The transition of the bitcoin mining industry into a mature, institutional era has sparked a “regime change” that is fundamentally dismantling traditional profitability models. As block rewards gradually vanish toward the year 2140, the industry faces an existential pivot: Miners must increasingly rely on transaction fees to fund operations that have historically been subsidized by newly minted coins.
This reality was captured in a recent report by Wintermute, which asserts that the era of “underwritten hyper-growth” is over. As bitcoin matures into a macro risk asset, its volatility has compressed, breaking the four-year “halving cycles” that previously guaranteed exponential price surges. To survive this thinning of margins, many industrial-scale miners are diversifying their revenue streams, repurposing their high-density power infrastructure toward high-performance computing (HPC) and artificial intelligence (AI).
Despite these pressures, some experts insist the “security budget” deficit—the fear that transaction fees alone cannot sustain network security—is often viewed through a narrow lens that ignores bitcoin’s multi-decade timeline. With significant subsidies scheduled to remain for more than 40 years across another 10 to 15 halvings, Nima Beni, founder of Bitlease, argues that “treating current fee levels as indicative of long-term structure misunderstands both the timeline and market dynamics.”
Beni believes the debate over the network’s future exposes a profound paradox: Many miners express concern about future revenues while simultaneously supporting ideological movements that oppose non-monetary use cases for the blockchain.
“ Bitcoin’s current fee market demonstrates demand for block space beyond payment transactions,” Beni said. “That demand is being actively suppressed through the relay policy and social pressure to preserve the ‘payments only’ ideology.”

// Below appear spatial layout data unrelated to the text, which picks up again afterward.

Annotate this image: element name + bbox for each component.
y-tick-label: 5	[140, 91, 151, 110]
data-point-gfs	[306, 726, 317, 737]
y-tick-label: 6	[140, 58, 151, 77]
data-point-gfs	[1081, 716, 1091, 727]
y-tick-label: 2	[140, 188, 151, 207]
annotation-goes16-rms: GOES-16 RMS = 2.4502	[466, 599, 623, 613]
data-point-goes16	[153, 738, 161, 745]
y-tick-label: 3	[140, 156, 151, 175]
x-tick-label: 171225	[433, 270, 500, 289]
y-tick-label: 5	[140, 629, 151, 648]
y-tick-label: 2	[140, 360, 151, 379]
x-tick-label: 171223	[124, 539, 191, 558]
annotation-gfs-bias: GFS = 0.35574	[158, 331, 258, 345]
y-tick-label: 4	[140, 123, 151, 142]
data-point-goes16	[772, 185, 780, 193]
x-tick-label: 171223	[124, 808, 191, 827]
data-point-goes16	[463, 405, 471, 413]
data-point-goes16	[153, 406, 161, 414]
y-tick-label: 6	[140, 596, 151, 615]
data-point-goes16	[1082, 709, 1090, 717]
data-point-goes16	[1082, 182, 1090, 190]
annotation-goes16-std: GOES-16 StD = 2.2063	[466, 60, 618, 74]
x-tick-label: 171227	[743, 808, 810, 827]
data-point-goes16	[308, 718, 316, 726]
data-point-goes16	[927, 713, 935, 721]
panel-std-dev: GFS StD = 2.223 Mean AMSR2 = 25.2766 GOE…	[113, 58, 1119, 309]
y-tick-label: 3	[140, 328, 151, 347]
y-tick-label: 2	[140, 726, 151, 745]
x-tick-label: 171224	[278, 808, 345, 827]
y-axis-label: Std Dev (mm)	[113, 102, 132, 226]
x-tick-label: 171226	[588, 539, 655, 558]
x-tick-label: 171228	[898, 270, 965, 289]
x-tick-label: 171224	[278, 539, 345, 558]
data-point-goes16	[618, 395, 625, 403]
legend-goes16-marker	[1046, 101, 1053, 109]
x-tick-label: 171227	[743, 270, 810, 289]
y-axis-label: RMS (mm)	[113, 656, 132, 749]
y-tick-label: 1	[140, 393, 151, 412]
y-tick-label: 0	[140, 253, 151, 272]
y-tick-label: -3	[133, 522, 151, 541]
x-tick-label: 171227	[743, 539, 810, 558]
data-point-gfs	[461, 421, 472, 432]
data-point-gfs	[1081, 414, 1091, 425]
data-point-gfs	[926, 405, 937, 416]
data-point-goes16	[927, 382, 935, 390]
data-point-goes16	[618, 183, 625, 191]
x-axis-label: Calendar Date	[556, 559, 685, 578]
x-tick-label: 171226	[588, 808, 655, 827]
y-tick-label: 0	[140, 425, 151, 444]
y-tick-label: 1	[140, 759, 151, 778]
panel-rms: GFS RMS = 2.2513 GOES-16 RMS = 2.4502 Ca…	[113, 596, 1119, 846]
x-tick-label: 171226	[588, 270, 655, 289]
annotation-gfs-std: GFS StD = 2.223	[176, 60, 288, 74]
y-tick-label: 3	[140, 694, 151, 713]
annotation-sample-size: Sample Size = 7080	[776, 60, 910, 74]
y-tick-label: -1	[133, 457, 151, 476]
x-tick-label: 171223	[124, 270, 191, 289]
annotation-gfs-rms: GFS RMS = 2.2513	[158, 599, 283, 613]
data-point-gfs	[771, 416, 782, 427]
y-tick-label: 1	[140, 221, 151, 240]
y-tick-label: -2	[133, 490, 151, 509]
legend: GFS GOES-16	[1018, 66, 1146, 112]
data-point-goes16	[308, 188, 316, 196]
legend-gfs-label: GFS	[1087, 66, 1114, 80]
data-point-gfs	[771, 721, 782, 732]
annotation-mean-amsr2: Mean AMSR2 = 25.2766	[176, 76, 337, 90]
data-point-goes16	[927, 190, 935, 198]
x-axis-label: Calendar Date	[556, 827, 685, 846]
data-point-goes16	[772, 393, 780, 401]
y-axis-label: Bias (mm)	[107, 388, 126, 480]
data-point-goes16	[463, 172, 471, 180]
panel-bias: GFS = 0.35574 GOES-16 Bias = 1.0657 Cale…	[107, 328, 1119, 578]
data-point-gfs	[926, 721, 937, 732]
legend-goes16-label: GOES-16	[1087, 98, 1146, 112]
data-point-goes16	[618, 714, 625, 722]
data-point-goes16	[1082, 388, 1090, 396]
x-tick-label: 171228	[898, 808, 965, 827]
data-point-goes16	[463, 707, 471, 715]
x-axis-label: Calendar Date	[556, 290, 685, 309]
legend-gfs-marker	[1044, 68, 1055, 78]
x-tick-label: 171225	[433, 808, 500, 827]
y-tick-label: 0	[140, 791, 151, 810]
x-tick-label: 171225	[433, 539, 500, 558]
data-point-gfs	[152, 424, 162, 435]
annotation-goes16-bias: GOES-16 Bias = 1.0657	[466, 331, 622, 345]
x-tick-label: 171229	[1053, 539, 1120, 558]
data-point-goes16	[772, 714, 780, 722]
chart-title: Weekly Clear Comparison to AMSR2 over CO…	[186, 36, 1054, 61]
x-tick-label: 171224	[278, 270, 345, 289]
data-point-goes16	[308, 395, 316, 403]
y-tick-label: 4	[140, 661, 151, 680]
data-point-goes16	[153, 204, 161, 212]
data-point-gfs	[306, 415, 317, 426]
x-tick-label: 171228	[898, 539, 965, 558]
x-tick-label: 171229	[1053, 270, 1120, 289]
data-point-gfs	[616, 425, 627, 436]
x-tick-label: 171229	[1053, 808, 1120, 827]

According to Beni, the rise of inscriptions and ordinals proves that block space possesses “significant value beyond payments.” He contends that as the network transitions from a subsidy-funded to a fee-funded model, it becomes “differently secured” rather than less secure. As marginal, inefficient miners exit the market, the network’s difficulty adjustment ensures that remaining players capture a higher percentage of fee revenue, maintaining Byzantine fault tolerance regardless of absolute hashrate levels.
The Bitlease founder also argues that rising energy costs should not be seen as a threat, but rather as evidence of the Bitcoin network’s resilience against “jurisdictional capture.” Because capital and operations can relocate freely, no single region can monopolize the industry through policy alone.
To illustrate this point, Beni highlights China’s 2021 decision to effectively ban bitcoin mining. Prior to the ban, Chinese miners controlled a disproportionate share of the global hashrate. Yet instead of crippling the network, the ban triggered a mass relocation of miners to more favorable jurisdictions. Overnight, China lost its dominance as the epicenter of bitcoin mining.
For Beni, this episode underscores a key distinction: While some miners rely on their demand for electricity to negotiate lower energy costs, the true survivors will be those willing to adapt and relocate when necessary.
“The miners who survive aren’t those negotiating better retail rates,” Beni said. “They’re miners who relocated to regions where energy abundance creates cost structures competitors cannot replicate.”
Ultimately, this geographic optimization strengthens decentralization, ensuring that the backbone of the Bitcoin network remains anchored in the most efficient and politically diverse corners of the globe.
- What is causing the “regime change” in bitcoin mining? The transition towards a mature, institutional era in bitcoin mining is fundamentally changing profitability models, as miners shift reliance from block rewards to transaction fees.
- How are industrial-scale miners adapting to these changes in profitability? Many industrial miners are diversifying their revenue by repurposing high-density power infrastructure for high-performance computing (HPC) and artificial intelligence (AI).
- What does Nima Beni argue about the security budget paradox? Beni suggests that concerns over the sustainability of transaction fees do not account for the long-term nature of bitcoin’s market dynamics, as significant subsidies are set to continue for decades.
- How does geographic optimization strengthen the Bitcoin network? As miners adapt to energy costs by relocating operations, the Bitcoin network becomes more resilient and decentralized, ensuring it thrives in diverse, efficient jurisdictions.